Jugendliche: 'Rauchen ist dummes Suchtverhalten' (mit Studiengrafik)
ST. PÖLTEN. “Tschicken“ hat unter Niederösterreichs Jugendlichen einen schlechten Stellenwert. Zumindest belegt das der zweite Teil einer Studie des IFES-Insituts die gestern in St. Pölten präsentiert wurde.

Um die Palette an Leistungen im Bereich des Nichtraucherschutzes zu optimieren, sei im vergangenen Jahr eine landesweite Umfrage zu den Rauchgewohnheiten von Erwachsenen in Auftrag gegeben worden, erklärt der für derartige Angelegenheiten zuständige Landesrat Maurice Androsch (SP). Weil die Ergebnisse zeigten, dass pro Jahrzehnt durchschnittlich um ein Jahr früher mit dem Rauchen begonnen werde, sei auch die GRuppe der Jugendlichen und ihre Verhaltensweisen in Sachen Rauchen in die Studie aufgenommen worden.

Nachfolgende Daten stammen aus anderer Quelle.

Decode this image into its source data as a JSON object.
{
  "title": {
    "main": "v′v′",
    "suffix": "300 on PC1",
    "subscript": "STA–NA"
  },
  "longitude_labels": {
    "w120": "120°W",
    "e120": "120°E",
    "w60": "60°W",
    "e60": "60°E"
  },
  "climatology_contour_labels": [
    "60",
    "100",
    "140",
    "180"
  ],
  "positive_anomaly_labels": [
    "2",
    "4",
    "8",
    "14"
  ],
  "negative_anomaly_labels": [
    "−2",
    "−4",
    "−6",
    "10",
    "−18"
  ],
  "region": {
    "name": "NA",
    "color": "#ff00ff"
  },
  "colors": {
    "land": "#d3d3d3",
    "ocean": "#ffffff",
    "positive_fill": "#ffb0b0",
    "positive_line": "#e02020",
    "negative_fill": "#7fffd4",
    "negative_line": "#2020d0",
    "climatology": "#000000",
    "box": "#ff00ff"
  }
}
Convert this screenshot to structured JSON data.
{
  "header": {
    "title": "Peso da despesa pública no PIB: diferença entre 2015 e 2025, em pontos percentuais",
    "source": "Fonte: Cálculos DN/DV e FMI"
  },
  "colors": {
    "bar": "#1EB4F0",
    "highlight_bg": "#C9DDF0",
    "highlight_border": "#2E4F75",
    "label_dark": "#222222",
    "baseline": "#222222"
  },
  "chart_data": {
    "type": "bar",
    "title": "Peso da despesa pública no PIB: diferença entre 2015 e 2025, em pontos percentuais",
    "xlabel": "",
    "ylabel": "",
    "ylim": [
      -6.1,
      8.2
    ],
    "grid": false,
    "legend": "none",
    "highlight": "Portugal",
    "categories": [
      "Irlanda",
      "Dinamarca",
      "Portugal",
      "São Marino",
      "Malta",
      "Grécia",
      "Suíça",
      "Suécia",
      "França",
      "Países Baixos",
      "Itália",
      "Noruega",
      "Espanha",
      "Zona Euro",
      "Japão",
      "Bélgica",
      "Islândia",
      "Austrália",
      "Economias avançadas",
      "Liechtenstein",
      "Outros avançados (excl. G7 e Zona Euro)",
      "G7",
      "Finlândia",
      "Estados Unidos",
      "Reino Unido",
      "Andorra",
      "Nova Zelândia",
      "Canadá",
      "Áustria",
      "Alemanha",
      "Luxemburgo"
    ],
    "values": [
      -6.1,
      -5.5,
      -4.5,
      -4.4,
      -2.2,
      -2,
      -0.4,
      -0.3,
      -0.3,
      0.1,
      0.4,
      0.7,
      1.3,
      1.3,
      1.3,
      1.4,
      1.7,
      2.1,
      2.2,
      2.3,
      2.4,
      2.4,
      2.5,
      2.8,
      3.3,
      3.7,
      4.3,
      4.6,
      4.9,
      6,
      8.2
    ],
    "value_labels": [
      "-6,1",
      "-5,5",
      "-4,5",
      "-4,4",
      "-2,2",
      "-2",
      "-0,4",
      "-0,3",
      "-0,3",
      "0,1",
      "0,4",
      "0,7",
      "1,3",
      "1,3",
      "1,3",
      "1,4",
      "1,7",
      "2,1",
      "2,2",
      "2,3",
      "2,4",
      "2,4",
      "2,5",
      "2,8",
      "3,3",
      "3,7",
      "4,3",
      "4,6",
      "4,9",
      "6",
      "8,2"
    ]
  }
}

Und demnach gelangte man nach 918 Interviews mit Jugendlichen der 7. bis 9. Schulstufe zu der Erkenntnis, dass Jugendliche Rauchen als ein Suchtverhalten erkennen und mehrheitlich als „dumm“ bezeichnen. Demgegenüber steht allerdings die Tatsache, dass Jugendliche immer früher zu rauchen beginnen, meint Androsch. Zufrieden zeigte sich der Landesrat über das hohe Gesundheitsbewusstsein und das Wissen über das Risiko bei Jugendlichen. Die Investitionen in die Präventionsarbeit würden sich auszahlen. Wissensdefizite gebe es hingegen über die Schädlichkeit von sogenannten Light-Produkten und neuen Alternativen zur herkömmlichen Zigarette, wie Shisha, E-Shisha und E-Zigaretten. Die Ergebnisse der Studie seien ein klarer Auftrag, noch mehr zu tun und noch spezifischere Hilfestellungen an junge Raucherinnen und Raucher zu geben, betonte der Landesrat. Androsch bedankte sich bei den Schulen und den vielen Jugendlichen, die an der Studie teilgenommen haben, für ihr Engagement.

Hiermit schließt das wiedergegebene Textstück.